There were 274 households, of which 37.2% had children under the age of 18 living with them, 41.2% were married couples living together, 15.7% had a female householder with no husband present, 6.6% had a male householder with no wife present, and 36.5% were non-families. 28.8% of all households were made up of individuals, and 8.7% had someone living alone who was 65 years of age or older.
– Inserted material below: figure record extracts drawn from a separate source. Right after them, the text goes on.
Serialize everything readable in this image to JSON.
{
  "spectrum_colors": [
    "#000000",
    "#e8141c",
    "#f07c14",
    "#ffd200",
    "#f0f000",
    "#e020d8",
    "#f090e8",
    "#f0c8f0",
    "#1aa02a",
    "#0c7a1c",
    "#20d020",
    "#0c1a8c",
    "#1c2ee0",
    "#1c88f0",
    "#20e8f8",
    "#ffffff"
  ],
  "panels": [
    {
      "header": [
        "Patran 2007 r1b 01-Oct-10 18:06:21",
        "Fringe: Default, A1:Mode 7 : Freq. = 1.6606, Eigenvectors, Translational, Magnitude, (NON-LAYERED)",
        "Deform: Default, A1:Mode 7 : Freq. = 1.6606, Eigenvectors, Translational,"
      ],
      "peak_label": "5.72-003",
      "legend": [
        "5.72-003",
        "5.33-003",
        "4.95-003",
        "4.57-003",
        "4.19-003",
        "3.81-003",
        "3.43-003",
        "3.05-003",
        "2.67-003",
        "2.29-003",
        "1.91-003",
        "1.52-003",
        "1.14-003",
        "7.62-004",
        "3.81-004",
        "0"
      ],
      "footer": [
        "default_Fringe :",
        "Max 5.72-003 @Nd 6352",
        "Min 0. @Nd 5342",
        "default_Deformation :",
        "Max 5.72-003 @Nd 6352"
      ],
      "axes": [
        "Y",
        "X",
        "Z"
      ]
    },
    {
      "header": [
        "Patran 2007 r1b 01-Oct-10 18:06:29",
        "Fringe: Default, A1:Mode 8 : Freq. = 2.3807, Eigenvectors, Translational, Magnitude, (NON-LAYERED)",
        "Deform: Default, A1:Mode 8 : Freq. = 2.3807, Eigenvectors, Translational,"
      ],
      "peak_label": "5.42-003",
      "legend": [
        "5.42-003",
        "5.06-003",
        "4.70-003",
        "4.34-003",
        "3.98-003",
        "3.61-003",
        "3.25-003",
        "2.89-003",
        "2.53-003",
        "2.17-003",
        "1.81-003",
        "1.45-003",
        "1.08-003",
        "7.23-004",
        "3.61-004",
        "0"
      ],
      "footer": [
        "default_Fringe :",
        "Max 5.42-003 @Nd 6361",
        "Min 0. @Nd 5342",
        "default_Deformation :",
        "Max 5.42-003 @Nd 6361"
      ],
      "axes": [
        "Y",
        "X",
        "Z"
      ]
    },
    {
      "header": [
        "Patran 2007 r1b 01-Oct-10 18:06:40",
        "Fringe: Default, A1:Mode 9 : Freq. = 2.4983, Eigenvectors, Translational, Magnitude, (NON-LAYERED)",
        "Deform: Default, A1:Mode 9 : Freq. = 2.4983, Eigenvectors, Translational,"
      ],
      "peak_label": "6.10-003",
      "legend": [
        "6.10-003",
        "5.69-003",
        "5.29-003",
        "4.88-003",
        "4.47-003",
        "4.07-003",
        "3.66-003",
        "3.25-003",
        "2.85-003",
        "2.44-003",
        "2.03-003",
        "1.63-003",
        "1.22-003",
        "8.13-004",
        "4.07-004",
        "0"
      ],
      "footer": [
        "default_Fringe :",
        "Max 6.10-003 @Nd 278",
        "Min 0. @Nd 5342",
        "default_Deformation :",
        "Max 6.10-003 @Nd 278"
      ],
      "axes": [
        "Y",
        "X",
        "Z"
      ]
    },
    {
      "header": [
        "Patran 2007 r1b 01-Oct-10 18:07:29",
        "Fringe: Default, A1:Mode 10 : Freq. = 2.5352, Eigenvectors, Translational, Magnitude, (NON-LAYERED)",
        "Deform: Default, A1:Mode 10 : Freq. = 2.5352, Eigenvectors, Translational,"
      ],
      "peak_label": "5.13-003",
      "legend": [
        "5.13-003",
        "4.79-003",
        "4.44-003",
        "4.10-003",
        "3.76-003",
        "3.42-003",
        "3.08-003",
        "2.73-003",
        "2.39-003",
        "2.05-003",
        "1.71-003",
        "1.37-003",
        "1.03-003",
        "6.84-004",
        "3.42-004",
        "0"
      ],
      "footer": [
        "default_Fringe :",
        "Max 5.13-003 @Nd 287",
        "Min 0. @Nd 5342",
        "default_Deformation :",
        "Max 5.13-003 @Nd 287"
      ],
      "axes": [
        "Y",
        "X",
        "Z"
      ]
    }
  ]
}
The average household size was 2.47 and the average family size was 3.07.

The median age in the town was 36 years. 29.1% of residents were under the age of 18; 8.7% were between the ages of 18 and 24; 23.8% were from 25 to 44; 27.7% were from 45 to 64; and 10.7% were 65 years of age or older. The gender makeup of the town was 47.6% male and 52.4% female.

===2000 census===
As of the census of 2000, there were 634 people, 242 households, and 164 families residing in the town. The population density was 2,410.4 PD/sqmi. There were 272 housing units at an average density of 1,034.1 /sqmi. The racial makeup of the town was 98.26% White, 0.63% Native American, 0.16% from other races, and 0.95% from two or more races. Hispanic or Latino of any race were 0.16% of the population.

There were 242 households, out of which 37.2% had children under the age of 18 living with them, 52.1% were married couples living together, 10.7% had a female householder with no husband present, and 32.2% were non-families. 28.1% of all households were made up of individuals, and 11.6% had someone living alone who was 65 years of age or older. The average household size was 2.62 and the average family size was 3.25.

In the town, the population was spread out, with 31.7% under the age of 18, 7.1% from 18 to 24, 32.3% from 25 to 44, 19.6% from 45 to 64, and 9.3% who were 65 years of age or older. The median age was 32 years. For every 100 females there were 98.7 males. For every 100 females age 18 and over, there were 94.2 males.

The median income for a household in the town was $34,625, and the median income for a family was $37,083. Males had a median income of $28,472 versus $21,250 for females. The per capita income for the town was $13,528. About 14.0% of families and 16.1% of the population were below the poverty line, including 22.5% of those under age 18 and 14.6% of those age 65 or over.

==Education==
The Union County–College Corner Joint School District includes all of Union County.